Elvis Costello
National Ransom
Universal VÖ: 22. Oktober 2010
Wir hatten uns daran gewöhnen müssen, dass auch der einst Unfehlbare zum musikalischen Sonntagsfahrer geworden ist. Was aber auch heißt, dass Elvis Costello noch immer zu allem fähig und in der Lage ist. Nachdem „Secret, Profane & Sugarcane“, die ersehnte Zusammenarbeit mit T Bone Burnett, im letzten Jahr eine gelinde Enttäuschung war, mussten die Erwartungen an „National Ransom“ gedimmt werden. Doch diesmal gehen der Meister und seine Musiker so konzentriert wie raffiniert zu Werke: „National Ransom“ schmiert ordentlich mit Orgel und aufgekratzten elektrischen Gitarren wie circa 1986, „Jimmy Standing In The Rain“ ist ein fabelhaftes New-Orleans-Kammerstück mit nostalgischer Jug-Band und Streichern, und die mit Bravado vorgetragene Ballade „Stations Of The Cross“ könnte ebenso „Imperial Bedroom“ entstammen wie den „Juliet Letters“. Und „Slow Drag With Josephine“ spielt die Band lustig und pizzikat als geschrummtes Intermezzo mit Banjo und Streichersatz.
Schon in den ersten vier Liedern ist Costello also listiger, variabler und brillanter als etwa der Burnett-Klient John Mellencamp, der ungefähr zwei musikalische Ideen hat. Aber seine Kunstfertigkeit und Grandezza führten Costello auch schon an den Abgrund der Künstlichkeit, ja des Kitsches. Er ist der große Manierist der Popmusik mit einem enzyklopädischen Elefantengehirn und einem Formenkatalog, der bis in feinste Verästelungen der Klassik, des Jazz und der Experimentalmusik reicht. Allein, niemand will hören, was Costello alles kann – denn der einfachste Costello ist meistens der beste.
Anlässlich von „National Ransom“ muss man diese Theorie allerdings noch einmal überdenken. Diese Tour de force der Stile, dieses Museum amerikanischer Formen, gefiltert durch europäisches Bewusstsein, vereint Gershwin mit Rock’n’Roll und Sinatra mit Kammermusik. Herrlich, wie das pompös pulsierende, fast orchestrale „Church Underground“ in das ganz zarte, schwelgerische „You Hung The Moon“ übergeht, wie Bläser und Streicher niemals „Swing!“ schreien, sondern im Hintergrund subtil illustrieren. Wunderbar, wie er bei „All These Strangers“ zu Slide Guitar und Streichern schmalzt!

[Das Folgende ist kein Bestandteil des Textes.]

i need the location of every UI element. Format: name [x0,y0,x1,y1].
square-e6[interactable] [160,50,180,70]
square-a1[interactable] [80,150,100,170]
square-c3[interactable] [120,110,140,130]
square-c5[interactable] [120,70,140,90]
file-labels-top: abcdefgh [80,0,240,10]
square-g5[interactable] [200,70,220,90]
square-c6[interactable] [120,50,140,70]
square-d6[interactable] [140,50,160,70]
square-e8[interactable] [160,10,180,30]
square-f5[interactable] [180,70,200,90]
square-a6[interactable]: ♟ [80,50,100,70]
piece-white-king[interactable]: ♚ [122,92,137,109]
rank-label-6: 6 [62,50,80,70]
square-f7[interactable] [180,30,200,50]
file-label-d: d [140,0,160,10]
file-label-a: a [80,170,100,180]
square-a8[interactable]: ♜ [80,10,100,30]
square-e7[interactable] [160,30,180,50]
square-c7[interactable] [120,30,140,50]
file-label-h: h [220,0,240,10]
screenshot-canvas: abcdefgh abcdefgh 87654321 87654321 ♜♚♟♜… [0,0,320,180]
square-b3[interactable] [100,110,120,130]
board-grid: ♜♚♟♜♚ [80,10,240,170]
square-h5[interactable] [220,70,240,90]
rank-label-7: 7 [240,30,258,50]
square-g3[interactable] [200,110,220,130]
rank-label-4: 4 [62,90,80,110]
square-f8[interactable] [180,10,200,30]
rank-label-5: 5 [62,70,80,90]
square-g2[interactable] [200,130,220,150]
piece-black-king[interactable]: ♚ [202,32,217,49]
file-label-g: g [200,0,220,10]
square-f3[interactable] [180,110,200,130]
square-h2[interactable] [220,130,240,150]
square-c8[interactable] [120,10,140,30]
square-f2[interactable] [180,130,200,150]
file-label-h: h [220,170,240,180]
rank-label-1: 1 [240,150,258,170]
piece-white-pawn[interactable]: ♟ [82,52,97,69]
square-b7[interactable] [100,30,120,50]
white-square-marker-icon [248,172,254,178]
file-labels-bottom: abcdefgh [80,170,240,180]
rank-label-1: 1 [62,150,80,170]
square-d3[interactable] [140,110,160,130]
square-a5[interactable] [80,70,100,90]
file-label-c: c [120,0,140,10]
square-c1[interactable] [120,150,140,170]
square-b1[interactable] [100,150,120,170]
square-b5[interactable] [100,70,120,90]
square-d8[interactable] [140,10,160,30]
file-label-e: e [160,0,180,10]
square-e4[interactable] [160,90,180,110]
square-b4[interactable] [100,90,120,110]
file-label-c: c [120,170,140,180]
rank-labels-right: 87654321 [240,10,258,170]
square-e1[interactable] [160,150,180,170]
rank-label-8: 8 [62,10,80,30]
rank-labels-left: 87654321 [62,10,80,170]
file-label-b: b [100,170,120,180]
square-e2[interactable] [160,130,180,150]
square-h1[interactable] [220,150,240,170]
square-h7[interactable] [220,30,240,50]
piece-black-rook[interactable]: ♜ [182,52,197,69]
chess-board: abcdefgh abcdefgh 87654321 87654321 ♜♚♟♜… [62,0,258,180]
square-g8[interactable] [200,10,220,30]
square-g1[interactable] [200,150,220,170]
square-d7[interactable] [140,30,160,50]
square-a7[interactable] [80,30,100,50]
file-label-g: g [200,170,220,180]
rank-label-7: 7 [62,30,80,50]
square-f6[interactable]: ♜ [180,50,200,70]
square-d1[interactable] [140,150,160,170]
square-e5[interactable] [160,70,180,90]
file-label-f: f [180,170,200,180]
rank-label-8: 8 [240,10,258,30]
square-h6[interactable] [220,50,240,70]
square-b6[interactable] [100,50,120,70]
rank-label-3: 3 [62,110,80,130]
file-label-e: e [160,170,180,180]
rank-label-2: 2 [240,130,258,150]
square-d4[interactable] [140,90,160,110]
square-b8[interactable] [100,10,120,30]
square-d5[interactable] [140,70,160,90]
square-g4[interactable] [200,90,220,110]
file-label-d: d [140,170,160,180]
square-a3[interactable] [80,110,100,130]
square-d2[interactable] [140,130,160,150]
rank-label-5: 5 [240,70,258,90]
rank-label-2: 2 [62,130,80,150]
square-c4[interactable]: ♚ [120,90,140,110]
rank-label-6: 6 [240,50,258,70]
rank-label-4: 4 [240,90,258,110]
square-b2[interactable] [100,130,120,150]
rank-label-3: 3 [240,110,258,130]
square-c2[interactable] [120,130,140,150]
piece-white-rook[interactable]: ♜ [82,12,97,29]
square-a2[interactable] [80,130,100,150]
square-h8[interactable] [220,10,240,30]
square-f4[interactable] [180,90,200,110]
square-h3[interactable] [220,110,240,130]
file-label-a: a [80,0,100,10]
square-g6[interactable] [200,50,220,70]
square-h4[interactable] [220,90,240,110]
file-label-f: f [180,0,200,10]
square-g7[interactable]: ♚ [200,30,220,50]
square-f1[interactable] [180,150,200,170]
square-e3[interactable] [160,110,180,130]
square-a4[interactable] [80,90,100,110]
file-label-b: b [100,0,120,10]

Vor allem als Balladensänger ist Elvis Costello ganz auf der Höhe seiner Sujets. Wie stets jagt er den Hörer durch das Labyrinth seiner Lyrik, die manchmal den Gedanken nahelegt, er habe einige Vokabeln spontan der englischen Sprache hinzugefügt. Den Songs nachgestellt hat er Jahreszahlen und Ortsbezeichnungen wie „A drawing room in Pimlico, London, 1919“, was bei jedem anderen Künstler der Gipfel des Prätentiösen wäre. Aus dem Genre der zuletzt häufig belehnten Country Music schöpft Costello „I Lost You“, eine sehr direkte Angelegenheit („On the road to Cain’s Ballroom, Tulsa, 2009“), das etwas schwerfällig-pomadige „That’s Not The Part Of Him She’s Leaving“ und den deftigen Shuffle „My Lovely Jezebel“, der von der Ladefläche des „King Of America“ gefallen sein könnte.
Allenfalls hat Elvis Costello den Spannungsbogen mit 16 nicht kurzen Stücken ein wenig überdehnt. Aber wahrscheinlich wird man sich auch an Fingerübungen wie das sperrige „One Bell Ringing“ (Londoner U-Bahn, 2005) gewöhnen. Wie vor ihm Dylan beglaubigt Costello, dass es ein Jenseits der Rockmusik gibt – ohne Rockmusik.